Un episodio che mette in luce le fragilità nascoste nel cuore della città di Bologna. Pochi effetti personali, un giaciglio improvvisato e il freddo della notte che avvolge tutto: questa la scena che si è presentata sotto i portici di via Amendola, dove una famiglia composta da due giovani genitori, un adolescente di 15 anni e un bimbo di appena 18 mesi viveva in condizioni di estrema precarietà.

La scoperta fortuita

La presenza della famiglia è stata notata da un’operatrice dell’unità di strada, durante un servizio serale nei luoghi frequentati da persone senza dimora. La sua attenzione si è soffermata sui due minori, soprattutto sul piccolo di soli 18 mesi, e ha immediatamente portato alla segnalazione alle autorità di polizia locale. La segnalazione ha attivato un intervento rapido e risolutivo.
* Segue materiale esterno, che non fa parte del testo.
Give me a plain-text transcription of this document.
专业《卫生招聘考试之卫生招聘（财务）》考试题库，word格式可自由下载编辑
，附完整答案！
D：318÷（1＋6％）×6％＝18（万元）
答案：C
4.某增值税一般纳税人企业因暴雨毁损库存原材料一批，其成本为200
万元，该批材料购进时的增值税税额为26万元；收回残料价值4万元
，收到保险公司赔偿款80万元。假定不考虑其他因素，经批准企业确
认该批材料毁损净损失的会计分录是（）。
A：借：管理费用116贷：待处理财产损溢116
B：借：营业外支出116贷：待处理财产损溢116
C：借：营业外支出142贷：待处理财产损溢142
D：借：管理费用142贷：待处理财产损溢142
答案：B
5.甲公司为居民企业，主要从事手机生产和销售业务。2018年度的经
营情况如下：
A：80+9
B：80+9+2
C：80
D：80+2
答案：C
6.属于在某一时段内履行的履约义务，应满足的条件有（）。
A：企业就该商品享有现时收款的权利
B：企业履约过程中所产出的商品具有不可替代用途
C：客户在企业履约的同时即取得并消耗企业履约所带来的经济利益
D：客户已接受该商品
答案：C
L’intervento delle forze dell’ordine

Sul posto sono arrivati prontamente gli agenti, che hanno trasferito la famiglia in un luogo sicuro presso il comando di via Ferrari. Qui, adulti e bambini sono stati accolti e rifocillati, messi al caldo e assistiti con i servizi essenziali. Presente anche il personale sanitario del 118, che ha effettuato i controlli necessari per verificare le condizioni di salute di tutti i componenti del nucleo familiare.

Un intervento dedicato e una soluzione in vista

Dai controlli effettuati è emerso che la famiglia, di origine pakistana, è composta da due genitori di circa 25 anni, un ragazzo di 15 anni e un bambino di 18 mesi. Dopo le procedure di identificazione, è stato attivato il Pronto Intervento Sociale (Pris), un servizio volto a garantire assistenza e a trovare una sistemazione stabile per evitare che tornino a vivere in strada.

Un richiamo alle sensibilità della città

Questo episodio rappresenta un esempio di come emergenze silenziose, spesso invisibili all’occhio pubblico, possano essere scoperte e affrontate grazie all’attenzione e alla sensibilità di chi opera sul territorio. La storia di questa famiglia sottolinea l’importanza di interventi tempestivi e di un sistema di protezione efficace, capace di proteggere le persone più vulnerabili e di garantire loro un futuro più sicuro.